新型コロナウイルスの感染拡大に揺れた2020年。国税庁が9月29日に発表した「令和2年(2020年)分の民間給与実態統計調査」で、その雇用と所得の状況が浮き彫りになった。
コロナ禍で平均給与は減少。なかでも雇用と所得への影響は、女性に重く圧しかかったといえそうだ。
雇用悪化、女性は2019年から55万人減
2020年の1年を通じて勤務した給与所得者数は、前年比0.2%・10万人減少し、5245 万人となった。男性は同1.5%・44万人増の 3077万人だったが、女性は同2.5%・55万人減の2168 万人と、雇用の悪化は女性に大きく表れた=表1参照。
平均給与(年収)は、前年比0.8%・3万3000円減少し、433万円となった。男性は同1.4%・7万5000円減少し、532万円。女性は1.0%・2万9000円減少して293万円と、男女ともに減少した。

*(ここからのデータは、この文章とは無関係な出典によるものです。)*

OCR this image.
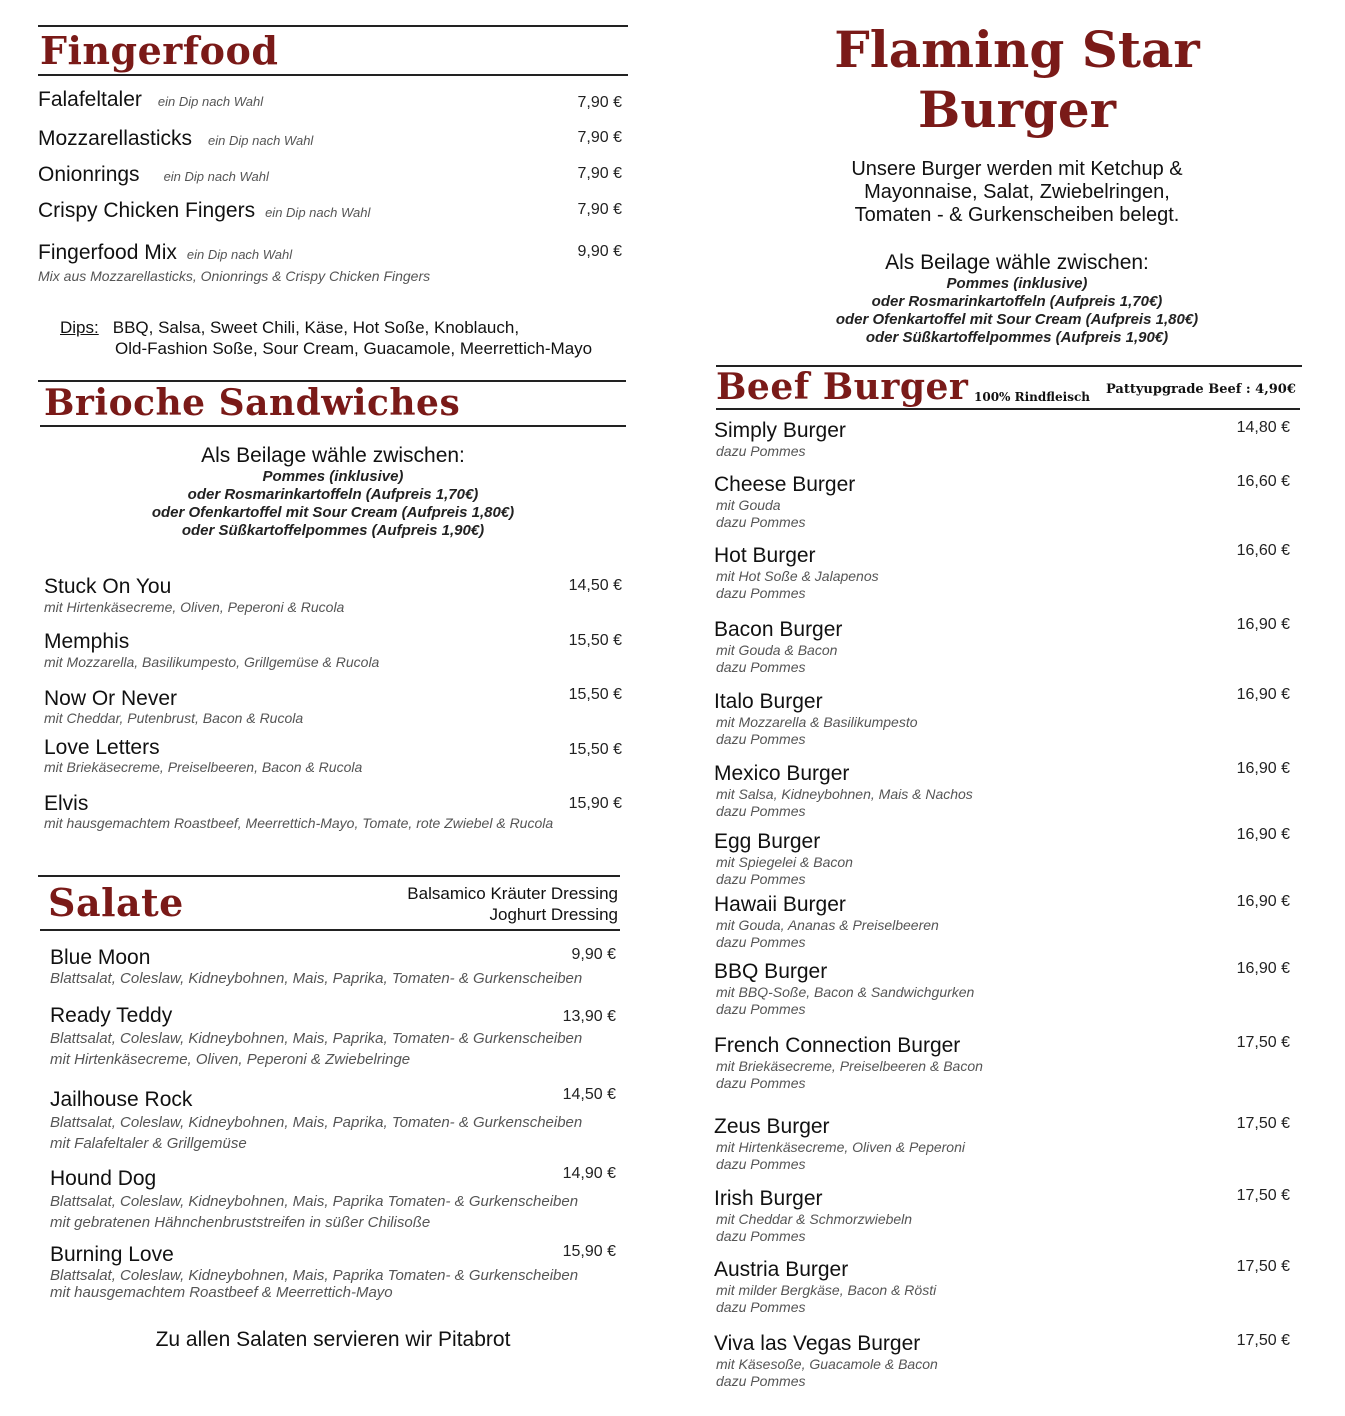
Fingerfood
Falafeltaler ein Dip nach Wahl	7,90 €
Mozzarellasticks ein Dip nach Wahl	7,90 €
Onionrings ein Dip nach Wahl	7,90 €
Crispy Chicken Fingers ein Dip nach Wahl	7,90 €
Fingerfood Mix ein Dip nach Wahl	9,90 €
Mix aus Mozzarellasticks, Onionrings & Crispy Chicken Fingers
Dips: BBQ, Salsa, Sweet Chili, Käse, Hot Soße, Knoblauch,
Old-Fashion Soße, Sour Cream, Guacamole, Meerrettich-Mayo
Brioche Sandwiches
Als Beilage wähle zwischen:
Pommes (inklusive)
oder Rosmarinkartoffeln (Aufpreis 1,70€)
oder Ofenkartoffel mit Sour Cream (Aufpreis 1,80€)
oder Süßkartoffelpommes (Aufpreis 1,90€)
Stuck On You
mit Hirtenkäsecreme, Oliven, Peperoni & Rucola
14,50 €
Memphis
mit Mozzarella, Basilikumpesto, Grillgemüse & Rucola
15,50 €
Now Or Never
mit Cheddar, Putenbrust, Bacon & Rucola
15,50 €
Love Letters
mit Briekäsecreme, Preiselbeeren, Bacon & Rucola
15,50 €
Elvis
mit hausgemachtem Roastbeef, Meerrettich-Mayo, Tomate, rote Zwiebel & Rucola
15,90 €
Salate	Balsamico Kräuter Dressing
Joghurt Dressing
Blue Moon
Blattsalat, Coleslaw, Kidneybohnen, Mais, Paprika, Tomaten- & Gurkenscheiben
9,90 €
Ready Teddy
Blattsalat, Coleslaw, Kidneybohnen, Mais, Paprika, Tomaten- & Gurkenscheiben
mit Hirtenkäsecreme, Oliven, Peperoni & Zwiebelringe
13,90 €
Jailhouse Rock
Blattsalat, Coleslaw, Kidneybohnen, Mais, Paprika, Tomaten- & Gurkenscheiben
mit Falafeltaler & Grillgemüse
14,50 €
Hound Dog
Blattsalat, Coleslaw, Kidneybohnen, Mais, Paprika Tomaten- & Gurkenscheiben
mit gebratenen Hähnchenbruststreifen in süßer Chilisoße
14,90 €
Burning Love
Blattsalat, Coleslaw, Kidneybohnen, Mais, Paprika Tomaten- & Gurkenscheiben
mit hausgemachtem Roastbeef & Meerrettich-Mayo
15,90 €
Zu allen Salaten servieren wir Pitabrot
Flaming Star
Burger
Unsere Burger werden mit Ketchup &
Mayonnaise, Salat, Zwiebelringen,
Tomaten - & Gurkenscheiben belegt.
Als Beilage wähle zwischen:
Pommes (inklusive)
oder Rosmarinkartoffeln (Aufpreis 1,70€)
oder Ofenkartoffel mit Sour Cream (Aufpreis 1,80€)
oder Süßkartoffelpommes (Aufpreis 1,90€)
Beef Burger 100% Rindfleisch Pattyupgrade Beef : 4,90€
Simply Burger
dazu Pommes
14,80 €
Cheese Burger
mit Gouda
dazu Pommes
16,60 €
Hot Burger
mit Hot Soße & Jalapenos
dazu Pommes
16,60 €
Bacon Burger
mit Gouda & Bacon
dazu Pommes
16,90 €
Italo Burger
mit Mozzarella & Basilikumpesto
dazu Pommes
16,90 €
Mexico Burger
mit Salsa, Kidneybohnen, Mais & Nachos
dazu Pommes
16,90 €
Egg Burger
mit Spiegelei & Bacon
dazu Pommes
16,90 €
Hawaii Burger
mit Gouda, Ananas & Preiselbeeren
dazu Pommes
16,90 €
BBQ Burger
mit BBQ-Soße, Bacon & Sandwichgurken
dazu Pommes
16,90 €
French Connection Burger
mit Briekäsecreme, Preiselbeeren & Bacon
dazu Pommes
17,50 €
Zeus Burger
mit Hirtenkäsecreme, Oliven & Peperoni
dazu Pommes
17,50 €
Irish Burger
mit Cheddar & Schmorzwiebeln
dazu Pommes
17,50 €
Austria Burger
mit milder Bergkäse, Bacon & Rösti
dazu Pommes
17,50 €
Viva las Vegas Burger
mit Käsesoße, Guacamole & Bacon
dazu Pommes
17,50 €
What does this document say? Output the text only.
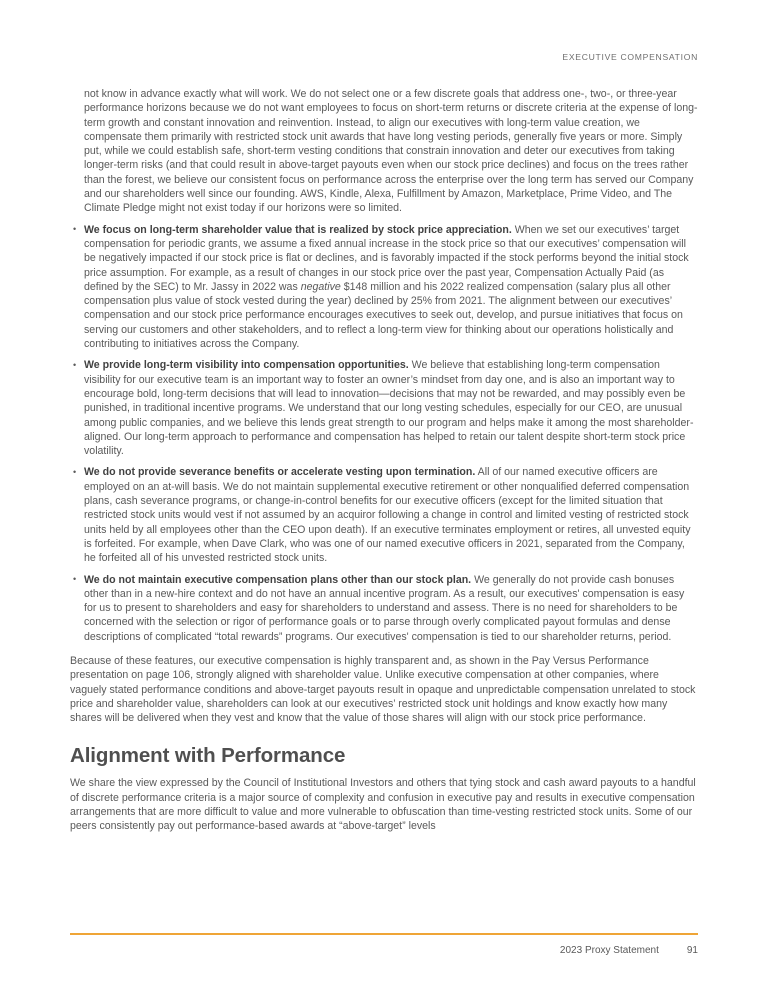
EXECUTIVE COMPENSATION

not know in advance exactly what will work. We do not select one or a few discrete goals that address one-, two-, or three-year performance horizons because we do not want employees to focus on short-term returns or discrete criteria at the expense of long-term growth and constant innovation and reinvention. Instead, to align our executives with long-term value creation, we compensate them primarily with restricted stock unit awards that have long vesting periods, generally five years or more. Simply put, while we could establish safe, short-term vesting conditions that constrain innovation and deter our executives from taking longer-term risks (and that could result in above-target payouts even when our stock price declines) and focus on the trees rather than the forest, we believe our consistent focus on performance across the enterprise over the long term has served our Company and our shareholders well since our founding. AWS, Kindle, Alexa, Fulfillment by Amazon, Marketplace, Prime Video, and The Climate Pledge might not exist today if our horizons were so limited.

• We focus on long-term shareholder value that is realized by stock price appreciation. When we set our executives’ target compensation for periodic grants, we assume a fixed annual increase in the stock price so that our executives’ compensation will be negatively impacted if our stock price is flat or declines, and is favorably impacted if the stock performs beyond the initial stock price assumption. For example, as a result of changes in our stock price over the past year, Compensation Actually Paid (as defined by the SEC) to Mr. Jassy in 2022 was negative $148 million and his 2022 realized compensation (salary plus all other compensation plus value of stock vested during the year) declined by 25% from 2021. The alignment between our executives’ compensation and our stock price performance encourages executives to seek out, develop, and pursue initiatives that focus on serving our customers and other stakeholders, and to reflect a long-term view for thinking about our operations holistically and contributing to initiatives across the Company.
• We provide long-term visibility into compensation opportunities. We believe that establishing long-term compensation visibility for our executive team is an important way to foster an owner’s mindset from day one, and is also an important way to encourage bold, long-term decisions that will lead to innovation—decisions that may not be rewarded, and may possibly even be punished, in traditional incentive programs. We understand that our long vesting schedules, especially for our CEO, are unusual among public companies, and we believe this lends great strength to our program and helps make it among the most shareholder-aligned. Our long-term approach to performance and compensation has helped to retain our talent despite short-term stock price volatility.
• We do not provide severance benefits or accelerate vesting upon termination. All of our named executive officers are employed on an at-will basis. We do not maintain supplemental executive retirement or other nonqualified deferred compensation plans, cash severance programs, or change-in-control benefits for our executive officers (except for the limited situation that restricted stock units would vest if not assumed by an acquiror following a change in control and limited vesting of restricted stock units held by all employees other than the CEO upon death). If an executive terminates employment or retires, all unvested equity is forfeited. For example, when Dave Clark, who was one of our named executive officers in 2021, separated from the Company, he forfeited all of his unvested restricted stock units.
• We do not maintain executive compensation plans other than our stock plan. We generally do not provide cash bonuses other than in a new-hire context and do not have an annual incentive program. As a result, our executives' compensation is easy for us to present to shareholders and easy for shareholders to understand and assess. There is no need for shareholders to be concerned with the selection or rigor of performance goals or to parse through overly complicated payout formulas and dense descriptions of complicated “total rewards” programs. Our executives' compensation is tied to our shareholder returns, period.

Because of these features, our executive compensation is highly transparent and, as shown in the Pay Versus Performance presentation on page 106, strongly aligned with shareholder value. Unlike executive compensation at other companies, where vaguely stated performance conditions and above-target payouts result in opaque and unpredictable compensation unrelated to stock price and shareholder value, shareholders can look at our executives’ restricted stock unit holdings and know exactly how many shares will be delivered when they vest and know that the value of those shares will align with our stock price performance.

Alignment with Performance

We share the view expressed by the Council of Institutional Investors and others that tying stock and cash award payouts to a handful of discrete performance criteria is a major source of complexity and confusion in executive pay and results in executive compensation arrangements that are more difficult to value and more vulnerable to obfuscation than time-vesting restricted stock units. Some of our peers consistently pay out performance-based awards at “above-target” levels

2023 Proxy Statement	91
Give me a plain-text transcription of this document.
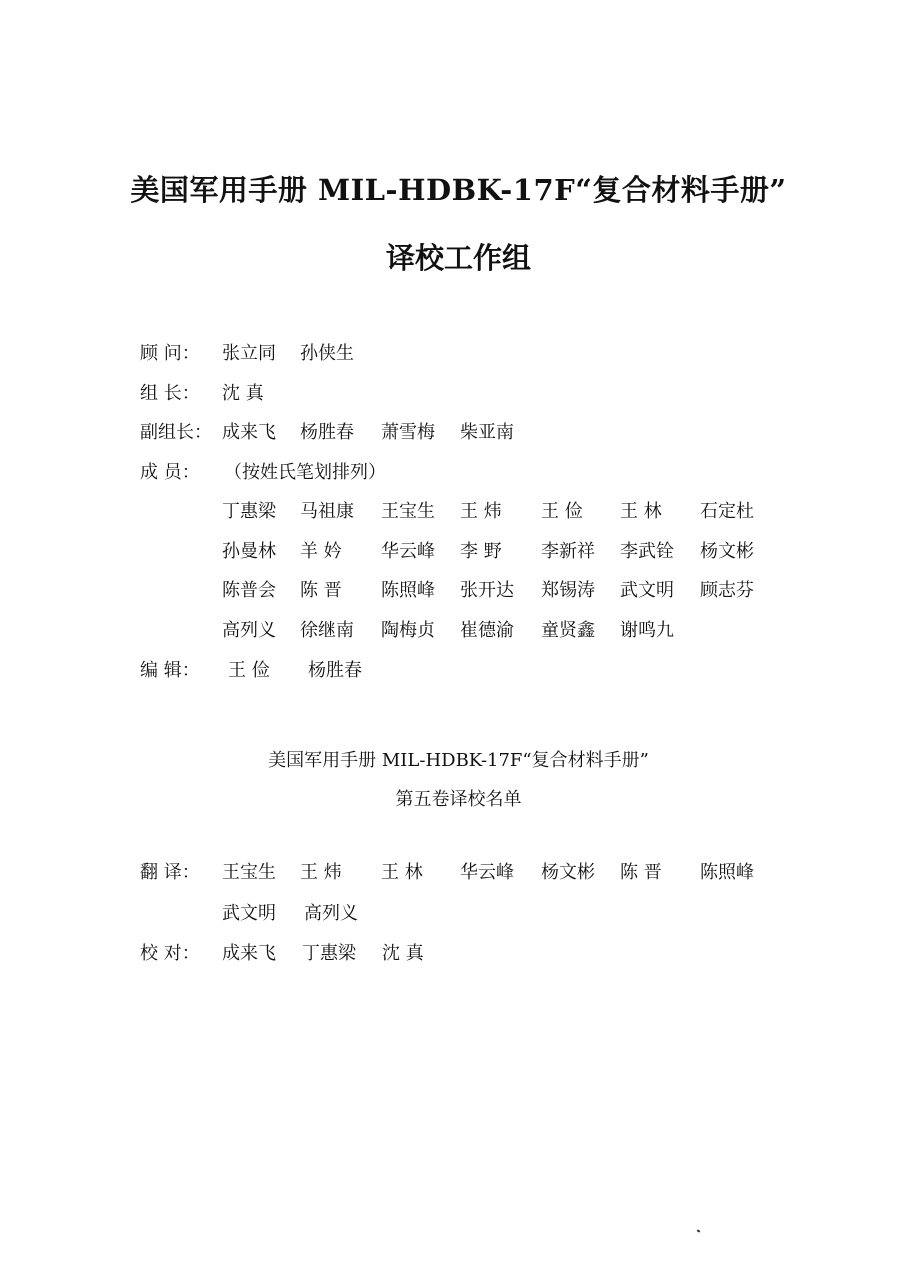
美国军用手册 MIL-HDBK-17F“复合材料手册”
译校工作组
顾 问：	张立同 孙侠生
组 长：	沈 真
副组长： 成来飞 杨胜春 萧雪梅 柴亚南
成 员：	（按姓氏笔划排列）
丁惠梁 马祖康 王宝生 王 炜 王 俭 王 林 石定杜
孙曼林 羊 妗 华云峰 李 野 李新祥 李武铨 杨文彬
陈普会 陈 晋 陈照峰 张开达 郑锡涛 武文明 顾志芬
高列义 徐继南 陶梅贞 崔德渝 童贤鑫 谢鸣九
编 辑：	王 俭 杨胜春
美国军用手册 MIL-HDBK-17F“复合材料手册”
第五卷译校名单
翻 译：	王宝生 王 炜 王 林 华云峰 杨文彬 陈 晋 陈照峰
武文明 高列义
校 对：	成来飞 丁惠梁 沈 真
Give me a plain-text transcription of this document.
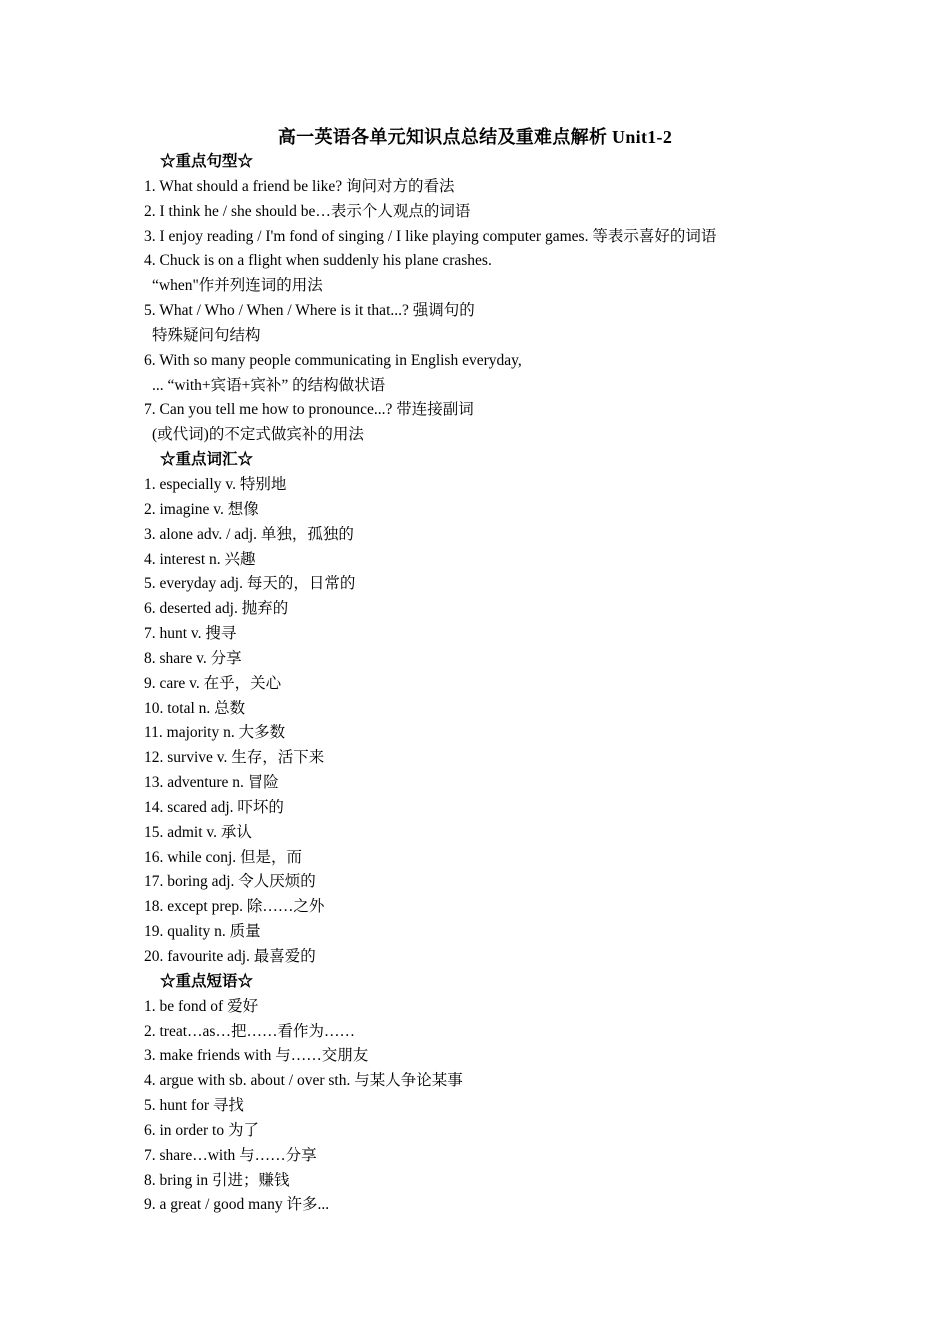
高一英语各单元知识点总结及重难点解析 Unit1-2
☆重点句型☆
1. What should a friend be like? 询问对方的看法
2. I think he / she should be…表示个人观点的词语
3. I enjoy reading / I'm fond of singing / I like playing computer games. 等表示喜好的词语
4. Chuck is on a flight when suddenly his plane crashes.
“when"作并列连词的用法
5. What / Who / When / Where is it that...? 强调句的
特殊疑问句结构
6. With so many people communicating in English everyday,
... “with+宾语+宾补” 的结构做状语
7. Can you tell me how to pronounce...? 带连接副词
(或代词)的不定式做宾补的用法
☆重点词汇☆
1. especially v. 特别地
2. imagine v. 想像
3. alone adv. / adj. 单独，孤独的
4. interest n. 兴趣
5. everyday adj. 每天的，日常的
6. deserted adj. 抛弃的
7. hunt v. 搜寻
8. share v. 分享
9. care v. 在乎，关心
10. total n. 总数
11. majority n. 大多数
12. survive v. 生存，活下来
13. adventure n. 冒险
14. scared adj. 吓坏的
15. admit v. 承认
16. while conj. 但是，而
17. boring adj. 令人厌烦的
18. except prep. 除……之外
19. quality n. 质量
20. favourite adj. 最喜爱的
☆重点短语☆
1. be fond of 爱好
2. treat…as…把……看作为……
3. make friends with 与……交朋友
4. argue with sb. about / over sth. 与某人争论某事
5. hunt for 寻找
6. in order to 为了
7. share…with 与……分享
8. bring in 引进；赚钱
9. a great / good many 许多...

内訳をみると、平均給料・手当は0.7%増の369万円(男性は同0.1%増の449万円、女性は同0.4%増254万円)とともに増加したものの、平均賞与は同8.1%減の65万円(男性は同8.6%減の83万円、女性は同8.9%減の39万円)と大幅に減少しており、賞与の減少が平均給与の減少に影響している=表2参照。
なお、給与所得者の平均年齢は46.8歳(男性46.8歳、女性46.7歳)で、平均勤続年数は12.4年(男性13.9年、女性10.1年)となっている。
雇用業態別に見ると、正規の給与所得者数は前年比0.1%減少の3483万人で、男性は同1.3%増の2344万人、女性は同2.9%減の1138万人となった。平均給与は同1.5%減・7万7000円減の496万円で、男性は同2.0%減の550万円、女性は同1.3%減の384万円だった。